# EU Registration document to function in Greece



## wka (Sep 18, 2009)

On the tiny island where I live, we have some good friends who have two kids, 17 and 19 years old. They were born here on the island and have lived here their entire lives. Their father is from this island (Greek) and their mother is a German woman, married to their father and living here since the early 1980s, but they didn't get married until a few months after the younger child was born. 

When the 19 y/o son went to a larger island for his driving license test, he was told that he cannot get a Greek driver's license because he is not a Greek citizen. (These two kids use a German passport for identification.) He was further told that he needs to get a residence permit (άδεια διαμονής).

I suppose from reading Xenos' posts here that these two kids, who are German citizens, should have gotten a "vevaiosi eggrafis" within a few months of moving to Greece, which was the event of their birth in both cases, but that did not exist at that time and in all these years they have never done anything beyond having German passports issued.

They went to the police department here on the island and asked and were met with total bafflement because of course they are members of one of the island's oldest families and the police aren't well informed about bureaucracy anyway. 

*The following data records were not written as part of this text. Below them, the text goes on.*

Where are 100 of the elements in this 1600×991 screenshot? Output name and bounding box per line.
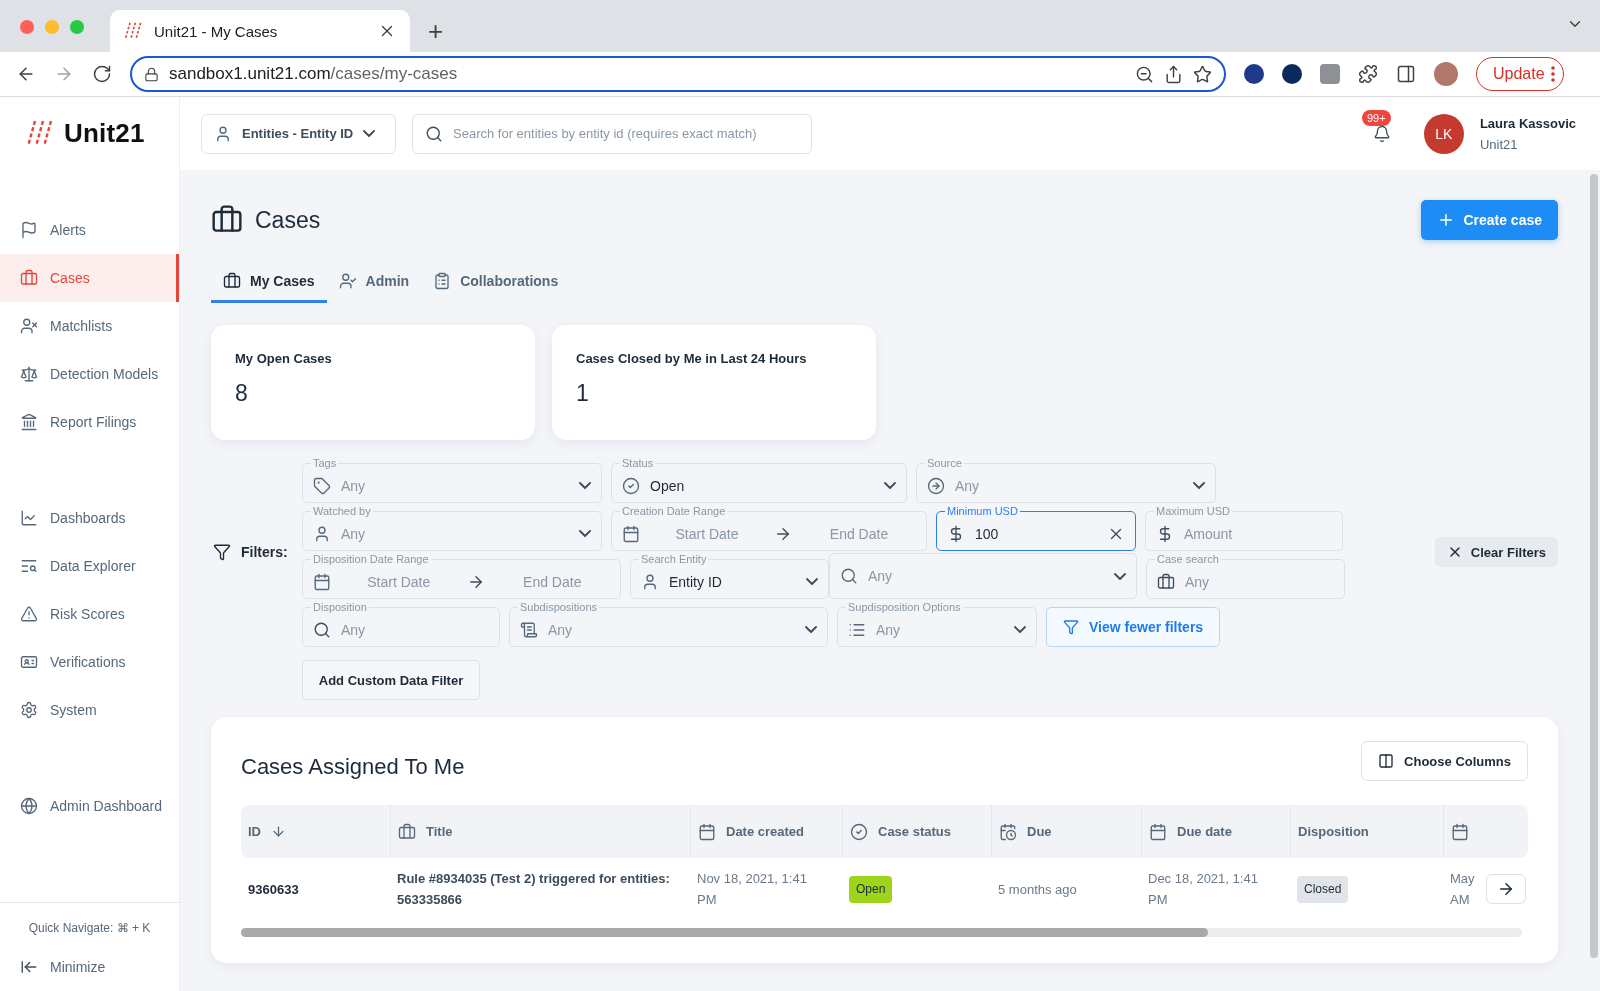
nav-item[interactable]: Detection Models <box>0 350 179 398</box>
user-icon <box>313 524 331 543</box>
nav-item[interactable]: Matchlists <box>0 302 179 350</box>
scroll-icon <box>520 620 538 639</box>
open-row-button[interactable] <box>1486 874 1526 904</box>
extension-icon[interactable] <box>1282 64 1302 84</box>
chevron-down-icon <box>805 626 817 633</box>
filter-field[interactable]: Tags Any <box>302 457 602 503</box>
choose-columns-button[interactable]: Choose Columns <box>1361 741 1528 781</box>
table-cell-text: Rule #8934035 (Test 2) triggered for entities: 563335866 <box>397 870 671 909</box>
nav-item[interactable]: Data Explorer <box>0 542 179 590</box>
user-x-icon <box>20 317 38 335</box>
chevron-down-icon <box>579 530 591 537</box>
briefcase-icon <box>20 269 38 287</box>
minimize-button[interactable]: Minimize <box>0 955 179 979</box>
column-header[interactable] <box>1443 805 1483 858</box>
chevron-down-icon <box>1014 626 1026 633</box>
filter-field[interactable]: Any <box>829 553 1137 599</box>
table-cell-text: Nov 18, 2021, 1:41 PM <box>697 870 808 909</box>
table-cell-text: May AM <box>1450 870 1475 909</box>
chevron-down-icon <box>579 482 591 489</box>
clear-filters-button[interactable]: Clear Filters <box>1434 537 1558 567</box>
column-header[interactable]: Disposition <box>1290 805 1443 858</box>
filter-field[interactable]: Subdispositions Any <box>509 601 828 647</box>
filter-icon <box>1063 619 1079 635</box>
status-badge: Closed <box>1297 875 1349 903</box>
nav-item[interactable]: Dashboards <box>0 494 179 542</box>
profile-avatar[interactable] <box>1434 62 1458 86</box>
filters-label: Filters: <box>241 544 288 560</box>
id-card-icon <box>20 653 38 671</box>
column-header[interactable]: Case status <box>842 805 991 858</box>
column-header[interactable]: Date created <box>690 805 842 858</box>
new-tab-button[interactable]: + <box>428 18 444 44</box>
stat-value: 8 <box>235 380 249 407</box>
tab[interactable]: Admin <box>326 261 422 303</box>
arrow-circle-icon <box>927 476 945 495</box>
column-header[interactable]: Due date <box>1141 805 1290 858</box>
filter-field[interactable]: Case search Any <box>1146 553 1345 599</box>
calendar-icon <box>1451 822 1469 841</box>
column-header[interactable]: Due <box>991 805 1141 858</box>
flag-icon <box>20 221 38 239</box>
tab[interactable]: My Cases <box>211 261 327 303</box>
sort-down-icon <box>271 824 286 839</box>
bank-icon <box>20 413 38 431</box>
table-cell-text: Dec 18, 2021, 1:41 PM <box>1148 870 1259 909</box>
user-avatar[interactable]: LK <box>1423 113 1464 154</box>
reload-icon <box>92 64 112 84</box>
scale-icon <box>20 365 38 383</box>
logo-text: Unit21 <box>64 118 145 149</box>
quick-navigate-hint: Quick Navigate: ⌘ + K <box>27 921 152 935</box>
chevron-down-icon <box>363 130 376 137</box>
chevron-down-icon <box>1193 482 1205 489</box>
page-title: Cases <box>255 206 321 234</box>
horizontal-scrollbar[interactable] <box>241 928 1522 937</box>
filter-field[interactable]: Creation Date Range Start Date End Date <box>611 505 927 551</box>
filter-field[interactable]: Source Any <box>916 457 1216 503</box>
check-circle-icon <box>850 822 868 841</box>
nav-item[interactable]: Verifications <box>0 638 179 686</box>
entity-search-field[interactable]: Search for entities by entity id (requires exact match) <box>412 113 812 154</box>
filter-field[interactable]: Maximum USD Amount <box>1145 505 1343 551</box>
extension-icon[interactable] <box>1244 64 1264 84</box>
line-chart-icon <box>20 509 38 527</box>
column-header[interactable]: Title <box>390 805 690 858</box>
filter-field[interactable]: Minimum USD 100 <box>936 505 1136 551</box>
search-icon <box>313 620 331 639</box>
nav-item[interactable]: Cases <box>0 254 179 302</box>
create-case-button[interactable]: Create case <box>1421 200 1558 240</box>
calendar-icon <box>313 572 331 591</box>
nav-item[interactable]: Admin Dashboard <box>0 782 179 830</box>
status-badge: Open <box>849 875 893 903</box>
search-icon <box>425 124 443 143</box>
share-icon <box>1164 64 1183 84</box>
update-button[interactable]: Update <box>1476 57 1564 91</box>
check-circle-icon <box>622 476 640 495</box>
nav-item[interactable]: Risk Scores <box>0 590 179 638</box>
browser-tab[interactable]: Unit21 - My Cases <box>110 10 410 52</box>
calendar-icon <box>1149 822 1167 841</box>
tab[interactable]: Collaborations <box>421 261 571 303</box>
column-header[interactable]: ID <box>241 805 390 858</box>
briefcase-icon <box>398 822 416 841</box>
nav-item[interactable]: Report Filings <box>0 398 179 446</box>
filter-field[interactable]: Watched by Any <box>302 505 602 551</box>
add-custom-filter-button[interactable]: Add Custom Data Filter <box>302 660 480 700</box>
columns-icon <box>1378 753 1395 769</box>
clipboard-icon <box>433 271 452 290</box>
stat-label: My Open Cases <box>235 351 333 366</box>
filter-field[interactable]: Search Entity Entity ID <box>630 553 829 599</box>
nav-item[interactable]: System <box>0 686 179 734</box>
window-controls[interactable] <box>20 20 84 34</box>
table-title: Cases Assigned To Me <box>241 753 465 780</box>
address-field[interactable]: sandbox1.unit21.com/cases/my-cases <box>130 56 1226 92</box>
filter-field[interactable]: Supdisposition Options Any <box>837 601 1037 647</box>
nav-item[interactable]: Alerts <box>0 206 179 254</box>
entity-type-select[interactable]: Entities - Entity ID <box>201 113 396 154</box>
filter-field[interactable]: Disposition Any <box>302 601 500 647</box>
calendar-icon <box>698 822 716 841</box>
filter-field[interactable]: Status Open <box>611 457 907 503</box>
filter-field[interactable]: Disposition Date Range Start Date End Date <box>302 553 621 599</box>
view-fewer-filters-button[interactable]: View fewer filters <box>1046 607 1221 647</box>
bell-icon <box>1372 124 1391 143</box>
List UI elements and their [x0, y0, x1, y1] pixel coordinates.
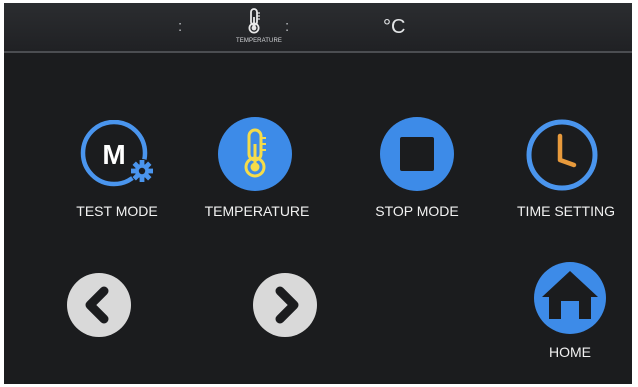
temperature-label: TEMPERATURE: [204, 203, 310, 219]
status-separator-left: :: [178, 18, 183, 35]
temperature-unit: °C: [383, 16, 406, 38]
status-caption: TEMPERATURE: [236, 38, 282, 44]
stop-mode-button[interactable]: [378, 116, 456, 192]
previous-button[interactable]: [66, 272, 132, 338]
thermometer-icon: [246, 8, 262, 34]
status-bar: : TEMPERATURE : °C: [4, 3, 632, 53]
time-setting-button[interactable]: [524, 118, 600, 192]
clock-icon: [526, 119, 598, 191]
test-mode-label: TEST MODE: [76, 203, 158, 219]
time-setting-label: TIME SETTING: [517, 203, 615, 219]
home-icon: [534, 262, 606, 334]
home-label: HOME: [549, 344, 591, 360]
temperature-button[interactable]: [216, 116, 294, 192]
test-mode-button[interactable]: M: [76, 120, 164, 192]
chevron-right-icon: [253, 273, 317, 337]
status-separator-right: :: [285, 18, 290, 35]
home-button[interactable]: [532, 261, 608, 335]
test-mode-gear-icon: M: [80, 120, 154, 187]
chevron-left-icon: [67, 273, 131, 337]
stop-square-icon: [380, 117, 454, 191]
stop-mode-label: STOP MODE: [375, 203, 459, 219]
thermometer-icon: [218, 117, 292, 191]
device-screen: : TEMPERATURE : °C M TEST MODE TEMPERATU…: [4, 3, 632, 384]
next-button[interactable]: [252, 272, 318, 338]
svg-text:M: M: [102, 139, 125, 170]
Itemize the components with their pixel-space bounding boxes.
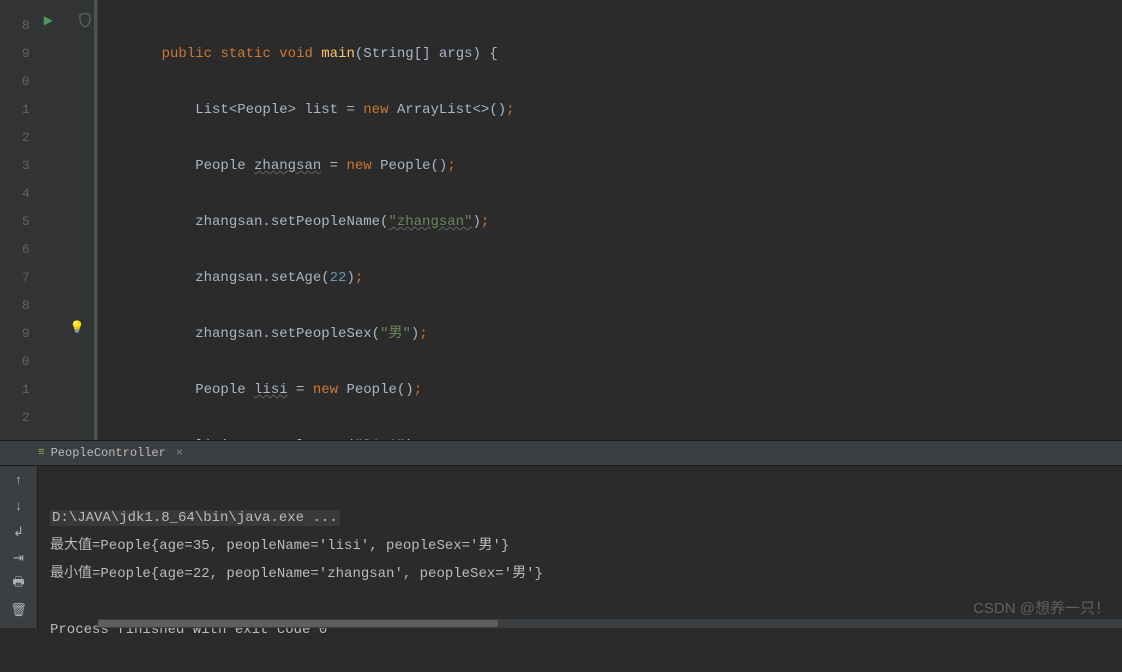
ln: 7 <box>0 264 30 292</box>
gutter: 8 9 0 1 2 3 4 5 6 7 8 9 0 1 2 ▶ 💡 <box>0 0 98 440</box>
ln: 2 <box>0 404 30 432</box>
console-line: 最大值=People{age=35, peopleName='lisi', pe… <box>50 538 509 554</box>
console: ↑ ↓ ↲ ⇥ 🖶 🗑 D:\JAVA\jdk1.8_64\bin\java.e… <box>0 466 1122 628</box>
line-numbers: 8 9 0 1 2 3 4 5 6 7 8 9 0 1 2 <box>0 0 30 440</box>
code-line: People zhangsan = new People(); <box>98 152 1122 180</box>
ln: 5 <box>0 208 30 236</box>
print-icon[interactable]: 🖶 <box>8 576 30 592</box>
console-line: 最小值=People{age=22, peopleName='zhangsan'… <box>50 566 543 582</box>
trash-icon[interactable]: 🗑 <box>8 602 30 618</box>
ln: 2 <box>0 124 30 152</box>
ln: 9 <box>0 40 30 68</box>
ln: 6 <box>0 236 30 264</box>
ln: 0 <box>0 68 30 96</box>
code-line: List<People> list = new ArrayList<>(); <box>98 96 1122 124</box>
ln: 9 <box>0 320 30 348</box>
console-output[interactable]: D:\JAVA\jdk1.8_64\bin\java.exe ... 最大值=P… <box>38 466 1122 628</box>
ln: 3 <box>0 152 30 180</box>
scrollbar-thumb[interactable] <box>98 620 498 627</box>
ln: 8 <box>0 12 30 40</box>
shield-icon[interactable] <box>79 13 91 31</box>
vcs-change-bar <box>94 0 97 440</box>
code-line: zhangsan.setAge(22); <box>98 264 1122 292</box>
editor-area: 8 9 0 1 2 3 4 5 6 7 8 9 0 1 2 ▶ 💡 public… <box>0 0 1122 440</box>
bulb-icon[interactable]: 💡 <box>70 320 85 335</box>
gutter-icons: ▶ 💡 <box>30 0 97 440</box>
console-tabs: ≡ PeopleController × <box>0 441 1122 466</box>
ln: 4 <box>0 180 30 208</box>
ln: 1 <box>0 96 30 124</box>
code-line: lisi.setPeopleName("lisi"); <box>98 432 1122 440</box>
ln: 8 <box>0 292 30 320</box>
code-line: People lisi = new People(); <box>98 376 1122 404</box>
code-line: public static void main(String[] args) { <box>98 40 1122 68</box>
tab-file-icon: ≡ <box>38 447 45 459</box>
horizontal-scrollbar[interactable] <box>98 619 1122 628</box>
ln: 0 <box>0 348 30 376</box>
soft-wrap-icon[interactable]: ↲ <box>8 524 30 540</box>
watermark: CSDN @想养一只！ <box>973 597 1110 618</box>
console-toolbar: ↑ ↓ ↲ ⇥ 🖶 🗑 <box>0 466 38 628</box>
console-tab-label[interactable]: PeopleController <box>51 446 166 460</box>
scroll-to-end-icon[interactable]: ⇥ <box>8 550 30 566</box>
code-area[interactable]: public static void main(String[] args) {… <box>98 0 1122 440</box>
code-line: zhangsan.setPeopleName("zhangsan"); <box>98 208 1122 236</box>
console-cmd: D:\JAVA\jdk1.8_64\bin\java.exe ... <box>50 510 340 526</box>
scroll-up-icon[interactable]: ↑ <box>8 472 30 488</box>
close-icon[interactable]: × <box>176 446 183 460</box>
run-icon[interactable]: ▶ <box>44 13 53 28</box>
code-line: zhangsan.setPeopleSex("男"); <box>98 320 1122 348</box>
ln: 1 <box>0 376 30 404</box>
scroll-down-icon[interactable]: ↓ <box>8 498 30 514</box>
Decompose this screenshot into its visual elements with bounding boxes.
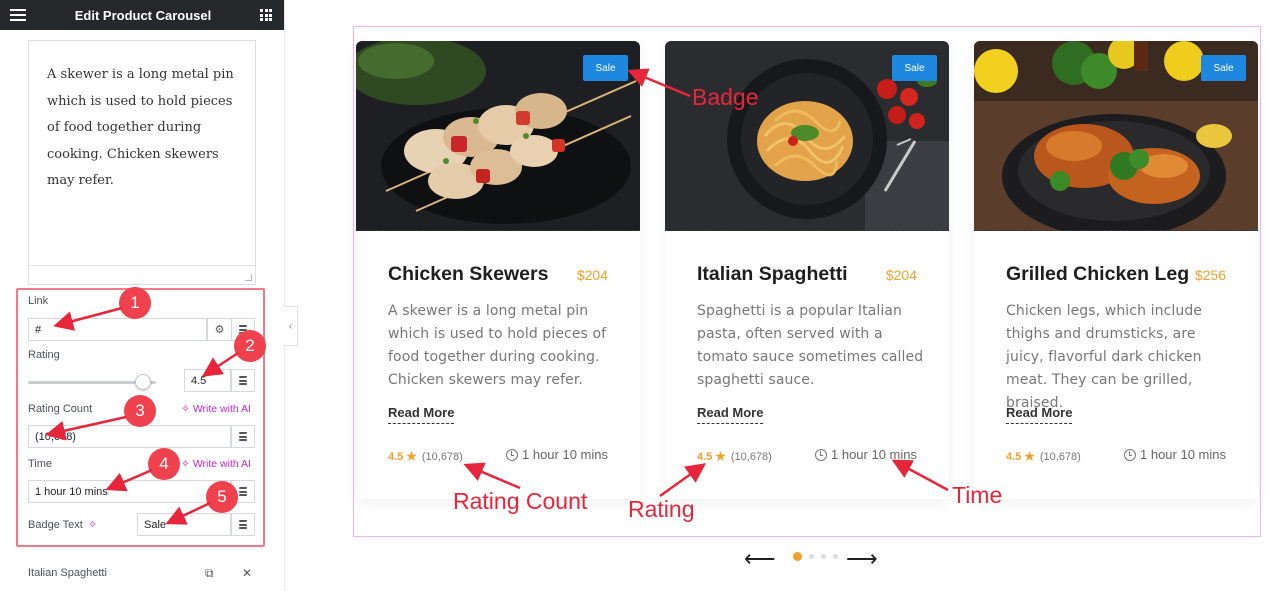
pagination-dot[interactable] bbox=[793, 552, 802, 561]
clock-icon bbox=[1124, 448, 1136, 461]
rating-input[interactable]: 4.5 bbox=[184, 369, 231, 392]
repeater-item-title[interactable]: Italian Spaghetti bbox=[28, 567, 258, 579]
sale-badge: Sale bbox=[1201, 55, 1246, 81]
ai-link-label: Write with AI bbox=[192, 403, 251, 415]
dynamic-tags-icon[interactable] bbox=[231, 369, 255, 392]
rating-value: 4.5 bbox=[697, 450, 713, 463]
card-title[interactable]: Chicken Skewers bbox=[388, 263, 548, 286]
close-icon[interactable]: ✕ bbox=[242, 566, 252, 580]
badge-text-input[interactable]: Sale bbox=[137, 513, 231, 536]
image-divider bbox=[665, 230, 949, 231]
rating-value: 4.5 bbox=[388, 450, 404, 463]
image-divider bbox=[356, 230, 640, 231]
resize-handle-icon[interactable] bbox=[245, 274, 252, 281]
rating-value: 4.5 bbox=[1006, 450, 1022, 463]
card-title[interactable]: Italian Spaghetti bbox=[697, 263, 848, 286]
time-label: Time bbox=[28, 458, 53, 470]
clock-icon bbox=[815, 448, 827, 461]
card-time: 1 hour 10 mins bbox=[506, 447, 608, 462]
star-icon: ★ bbox=[405, 448, 418, 464]
marker-2: 2 bbox=[234, 330, 266, 362]
description-text: A skewer is a long metal pin which is us… bbox=[47, 67, 234, 188]
rating-label: Rating bbox=[28, 349, 60, 361]
marker-1: 1 bbox=[119, 287, 151, 319]
link-input[interactable]: # bbox=[28, 318, 207, 341]
pagination-dot[interactable] bbox=[821, 554, 826, 559]
panel-title: Edit Product Carousel bbox=[74, 7, 212, 23]
apps-grid-icon[interactable] bbox=[260, 9, 272, 21]
card-price: $204 bbox=[885, 267, 917, 283]
rating-count: (10,678) bbox=[421, 450, 463, 463]
pagination-dots bbox=[793, 552, 838, 561]
card-rating: 4.5 ★ (10,678) bbox=[1006, 448, 1081, 465]
link-label: Link bbox=[28, 295, 49, 307]
annotation-rating-count: Rating Count bbox=[453, 488, 588, 514]
rating-count: (10,678) bbox=[730, 450, 772, 463]
dynamic-tags-icon[interactable] bbox=[231, 513, 255, 536]
editor-screen: Edit Product Carousel A skewer is a long… bbox=[0, 0, 1271, 591]
annotation-rating: Rating bbox=[628, 496, 695, 522]
marker-3: 3 bbox=[124, 395, 156, 427]
dynamic-tags-icon[interactable] bbox=[231, 425, 255, 448]
marker-4: 4 bbox=[148, 448, 180, 480]
card-rating: 4.5 ★ (10,678) bbox=[697, 448, 772, 465]
star-icon: ★ bbox=[1023, 448, 1036, 464]
rating-count: (10,678) bbox=[1039, 450, 1081, 463]
time-value: 1 hour 10 mins bbox=[1140, 447, 1226, 462]
read-more-link[interactable]: Read More bbox=[388, 405, 455, 424]
gear-icon[interactable]: ⚙ bbox=[207, 318, 231, 341]
read-more-link[interactable]: Read More bbox=[697, 405, 764, 424]
duplicate-icon[interactable]: ⧉ bbox=[205, 566, 214, 581]
clock-icon bbox=[506, 448, 518, 461]
product-card: Sale Chicken Skewers $204 A skewer is a … bbox=[356, 41, 640, 499]
image-divider bbox=[974, 230, 1258, 231]
pagination-dot[interactable] bbox=[833, 554, 838, 559]
card-title[interactable]: Grilled Chicken Leg bbox=[1006, 263, 1189, 286]
star-icon: ★ bbox=[714, 448, 727, 464]
description-textarea[interactable]: A skewer is a long metal pin which is us… bbox=[28, 40, 256, 285]
collapse-chevron-icon[interactable]: ‹ bbox=[284, 306, 298, 346]
write-with-ai-link[interactable]: ✧ Write with AI bbox=[181, 403, 251, 415]
card-price: $204 bbox=[576, 267, 608, 283]
product-card: Sale Grilled Chicken Leg $256 Chicken le… bbox=[974, 41, 1258, 499]
time-input[interactable]: 1 hour 10 mins bbox=[28, 480, 231, 503]
ai-sparkle-icon: ✧ bbox=[181, 403, 190, 415]
sale-badge: Sale bbox=[583, 55, 628, 81]
rating-count-input[interactable]: (10,678) bbox=[28, 425, 231, 448]
pagination-dot[interactable] bbox=[809, 554, 814, 559]
ai-sparkle-icon[interactable]: ✧ bbox=[88, 518, 97, 531]
badge-text-label: Badge Text ✧ bbox=[28, 518, 97, 532]
textarea-divider bbox=[29, 265, 255, 266]
card-price: $256 bbox=[1194, 267, 1226, 283]
badge-text-label-text: Badge Text bbox=[28, 518, 83, 531]
ai-link-label: Write with AI bbox=[192, 458, 251, 470]
rating-count-label: Rating Count bbox=[28, 403, 93, 415]
time-value: 1 hour 10 mins bbox=[522, 447, 608, 462]
annotation-time: Time bbox=[952, 482, 1003, 508]
editor-panel: Edit Product Carousel A skewer is a long… bbox=[0, 0, 285, 591]
card-rating: 4.5 ★ (10,678) bbox=[388, 448, 463, 465]
panel-header: Edit Product Carousel bbox=[0, 0, 284, 30]
ai-sparkle-icon: ✧ bbox=[181, 458, 190, 470]
arrow-left-icon[interactable]: ⟵ bbox=[744, 546, 776, 572]
marker-5: 5 bbox=[206, 481, 238, 513]
card-description: Spaghetti is a popular Italian pasta, of… bbox=[697, 303, 924, 388]
card-time: 1 hour 10 mins bbox=[1124, 447, 1226, 462]
write-with-ai-link[interactable]: ✧ Write with AI bbox=[181, 458, 251, 470]
card-time: 1 hour 10 mins bbox=[815, 447, 917, 462]
annotation-badge: Badge bbox=[692, 84, 759, 110]
arrow-right-icon[interactable]: ⟶ bbox=[846, 546, 878, 572]
time-value: 1 hour 10 mins bbox=[831, 447, 917, 462]
card-description: Chicken legs, which include thighs and d… bbox=[1006, 303, 1203, 411]
card-description: A skewer is a long metal pin which is us… bbox=[388, 303, 607, 388]
hamburger-icon[interactable] bbox=[10, 9, 26, 21]
sale-badge: Sale bbox=[892, 55, 937, 81]
read-more-link[interactable]: Read More bbox=[1006, 405, 1073, 424]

I told them that they should go to the Aliens Bureau that applies to them, which is probably in Syros but I have no idea, I'm sure the police can tell them that, and that they should get this "vevaiosi eggrafis" based on having read Xenos' posts. However, they are concerned about fines, and the boy about perhaps being assumed to be a deserter for not (yet) having gone to the army. 

Are there serious consequences for something like this? When did the vevaiosi eggrafis come into effect? It seems to me that they should have had whatever documents used to be required, and yet they never had anything other than German passports and Greek birth certificates listing a Greek father and a German mother. The authorities on the island (police chief and mayor) both told them that there was no need for any other paperwork but that is the level of service we get on the really small islands. They are now considering their next step. Any ideas would be appreciated, since the authorities have turned out to be less than useless.


----------